Proceeding with Caution on the Current Version of the I-485

On June 26, 2017, USCIS released a new version of the I-485, Application to Register Permanent Residence or Adjust Status.   This version of the form asks new questions that weren't on the previous version under Part 8 - General Eligibility and Inadmissibility Grounds.  

When answering these questions, it is essential for an applicant to make sure that they are accurately answering these questions to the best of their knowledge.  While a "Yes" answer may not give rise to a ground of inadmissibility (ie. a reason an applicant cannot have be approved for permanent resident status), a purposeful and incorrect "No" answer can give rise to another issue - an allegation and charge of fraud/misrepresentation.
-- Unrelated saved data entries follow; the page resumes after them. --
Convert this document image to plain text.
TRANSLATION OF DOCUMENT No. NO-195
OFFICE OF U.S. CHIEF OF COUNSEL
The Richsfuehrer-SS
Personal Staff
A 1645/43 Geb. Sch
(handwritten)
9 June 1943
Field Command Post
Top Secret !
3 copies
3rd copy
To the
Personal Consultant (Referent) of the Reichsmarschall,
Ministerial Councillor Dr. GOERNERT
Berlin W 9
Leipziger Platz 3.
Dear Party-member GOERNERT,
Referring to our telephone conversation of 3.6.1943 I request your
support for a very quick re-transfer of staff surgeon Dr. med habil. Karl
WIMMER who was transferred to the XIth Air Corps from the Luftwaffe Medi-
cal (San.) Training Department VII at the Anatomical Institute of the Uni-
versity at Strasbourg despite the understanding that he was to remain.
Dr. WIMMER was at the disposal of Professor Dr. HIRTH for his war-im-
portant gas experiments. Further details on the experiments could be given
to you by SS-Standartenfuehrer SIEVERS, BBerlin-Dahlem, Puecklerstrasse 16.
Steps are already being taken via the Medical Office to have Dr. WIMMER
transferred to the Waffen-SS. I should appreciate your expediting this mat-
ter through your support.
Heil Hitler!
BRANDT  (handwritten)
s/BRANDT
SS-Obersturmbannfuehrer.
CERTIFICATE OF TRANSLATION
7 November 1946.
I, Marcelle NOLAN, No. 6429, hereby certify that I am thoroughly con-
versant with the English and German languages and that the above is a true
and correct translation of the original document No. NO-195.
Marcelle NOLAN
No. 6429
A fraud/misrepresentation finding is a lifetime bar - which can only be waived if the applicant can establish extreme hardship to their Lawful Permanent Resident or US Citizen Parent or Spouse (Lawful Permanent Resident or US Citizen children do not count as qualifying relatives for the hardship waiver). 

For example, Question #16 reads "Have you EVER worked in the United States without authorization?"  For most applicants for adjustment of status, having worked in the U.S. without authorization could lead to a denial of an adjustment application.  However, for immediate relatives (spouses, parents and unmarried children under age 21 of US Citizens), it does not.  It would also lead to denial for employment based adjustment applicants, unless they qualify for exception under INA §245(k). 

However, if either applicant fails to disclose the unauthorized employment, USCIS could charge them with inadmissibility under INA §212(a)(6)(c) - Fraud/Misrepresentation.  In some situations, this may be ultimately a salvageable issue - on legal grounds - but it could give rise to USCIS choosing to deny the adjustment application as a matter of discretion.

Ultimately, its become essential, now more than ever, that applicants with any type of adverse history (Criminal or immigration), speak to an experienced immigration attorney before applying for adjustment.